坂の上の雲と伊予松山 | これでも元私立高校教員

これでも元私立高校教員

30年以上の教員指導を通じて、未来を担う子供たち、また大人の思考などをテーマに書き綴っています。
日本史と小論文の塾を主宰し、小学生から大学生、院生、保護者の指導をしています。

中学1年の時、秋山好古、秋山真之、そして正岡子規に出会った。

むろん、司馬遼太郎の『坂の上の雲』の中である。



幼少から本を読むのが大好きだったが、中学1年生の時に出会った『坂の上の雲』は衝撃的だった。

ハードカバーの分厚い本が合計6巻。

この全6巻の物語を読破するには、いかに読書好きな中学1年生であったとしても.とても困難であった。
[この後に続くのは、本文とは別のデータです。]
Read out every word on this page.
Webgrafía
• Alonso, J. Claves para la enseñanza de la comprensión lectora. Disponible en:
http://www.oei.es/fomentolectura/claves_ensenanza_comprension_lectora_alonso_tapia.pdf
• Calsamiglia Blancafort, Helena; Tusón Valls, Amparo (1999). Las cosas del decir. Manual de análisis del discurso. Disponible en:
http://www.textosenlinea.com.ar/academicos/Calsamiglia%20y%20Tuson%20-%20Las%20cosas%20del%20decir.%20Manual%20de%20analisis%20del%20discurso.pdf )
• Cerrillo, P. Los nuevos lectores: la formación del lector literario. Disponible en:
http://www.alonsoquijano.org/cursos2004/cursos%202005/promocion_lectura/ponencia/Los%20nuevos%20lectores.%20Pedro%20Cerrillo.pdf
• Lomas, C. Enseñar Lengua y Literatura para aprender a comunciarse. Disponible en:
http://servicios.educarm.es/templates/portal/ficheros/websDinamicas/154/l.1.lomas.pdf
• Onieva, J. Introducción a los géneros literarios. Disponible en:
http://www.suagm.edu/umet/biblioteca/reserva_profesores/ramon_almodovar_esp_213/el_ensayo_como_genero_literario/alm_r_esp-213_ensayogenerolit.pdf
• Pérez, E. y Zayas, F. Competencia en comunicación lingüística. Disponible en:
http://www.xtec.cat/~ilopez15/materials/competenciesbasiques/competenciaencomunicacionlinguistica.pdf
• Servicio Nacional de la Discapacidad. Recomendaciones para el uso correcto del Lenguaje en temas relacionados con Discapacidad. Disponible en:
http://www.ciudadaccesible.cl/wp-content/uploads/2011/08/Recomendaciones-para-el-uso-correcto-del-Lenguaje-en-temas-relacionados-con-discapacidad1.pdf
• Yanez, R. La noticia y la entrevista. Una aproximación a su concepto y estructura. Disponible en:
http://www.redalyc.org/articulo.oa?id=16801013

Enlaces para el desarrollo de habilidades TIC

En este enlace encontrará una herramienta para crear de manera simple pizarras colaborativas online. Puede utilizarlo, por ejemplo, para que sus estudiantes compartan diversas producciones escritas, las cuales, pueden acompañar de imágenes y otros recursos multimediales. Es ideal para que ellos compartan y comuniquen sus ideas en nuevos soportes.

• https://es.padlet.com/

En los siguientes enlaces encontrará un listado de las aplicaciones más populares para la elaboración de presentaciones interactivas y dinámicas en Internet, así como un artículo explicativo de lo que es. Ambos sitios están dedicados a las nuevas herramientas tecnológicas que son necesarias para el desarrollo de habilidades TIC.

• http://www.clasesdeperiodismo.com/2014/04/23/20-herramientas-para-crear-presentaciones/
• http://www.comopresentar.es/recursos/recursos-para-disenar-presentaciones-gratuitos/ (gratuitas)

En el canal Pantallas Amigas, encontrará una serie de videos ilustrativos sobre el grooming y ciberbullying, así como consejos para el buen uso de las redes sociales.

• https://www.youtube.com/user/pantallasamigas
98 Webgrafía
ましてや登場人物が多彩であり、ロシア人の名前等は容易に理解できるものでもなく、初めて読むのにざっと3ヶ月かかった。


しかしこの時は、残念ながらその物語の全貌を理解できず、何が何だかよくわからなかった。

そこで読み終わった後にもう一度最初から1ヶ月かけて読んだ。


そうすると前よりは、秋山好古、秋山真之、正岡子規が知り合いになった。


この表現は曖昧である。

本の中の登場人物を知り合いと考えるなんて少し変だ。

しかし私にとって本の中の登場人物と自分が所属する学校のクラスの友人は大きな差はなく、双方ともにリアルなのである。


そこで3回目の読書となる。

感覚的に言うと友達と遊ぶ回数が徐々に増えてきたといったような感じで、この3人と慣れ親しむようになってきた。


そして4回目、5回目、6回目と続き、おそらく人生で少なく見積もって坂の上の雲は50回を読んた。

そうなればこの3人はもう親友だ。

つまり中学生の頃に知り合った3人が、生涯の友となったのである。


私にとってこれ以上長い付き合いの友人はいない。

気がつけば伊予松山は、私にとって故郷のようなものだし、小さい頃、何やらこの3人と松山で遊んだような気もするし、明治時代の東京を共に過ごしたような気がするし、何より人生を共にしてきたような気がする。

そうするとこの3人が色々と人生で導いてくれる。

日本史の教員の端くれになったのも、この3人との出会いがあったからだ。

また、十数年前のことだが、伊予松山出身の元テニスプレイヤーと知り合ったことがある。

あの有名な伊達公子さんの同世代のテニスプレイヤーであり、月のような人で、人生のヒントをたくさんくれた。

こうしたのもあの3人が導いてくれたのであろう。


3人の中で1番年上の秋山好古は


「死ぬまで働け」


がモットーである。

なるほど今の私にとってそれはとてもわかりやすい。


秋山真之は頭脳明晰、私などとは大違いであるが、ある時、先輩からこのようにアドバイスを受けた。


「君は頭脳を休める訓練をせよ」


私はその数年後に、偶然にも父親から同じアドバイスを受ける。


正岡子規は俳句の世界において、過去の常識を大きく覆す、そんな孤独な戦いをした。

もしかするとそれは今、私が孤独でも日本の教育を変えたいという志の道しるべだったに違いない。


この3人と出会ったことで、人生は大きくかわり、また様々な人に出会えた。

あの元テニスプレイヤーといつか伊予松山を訪れたいものである。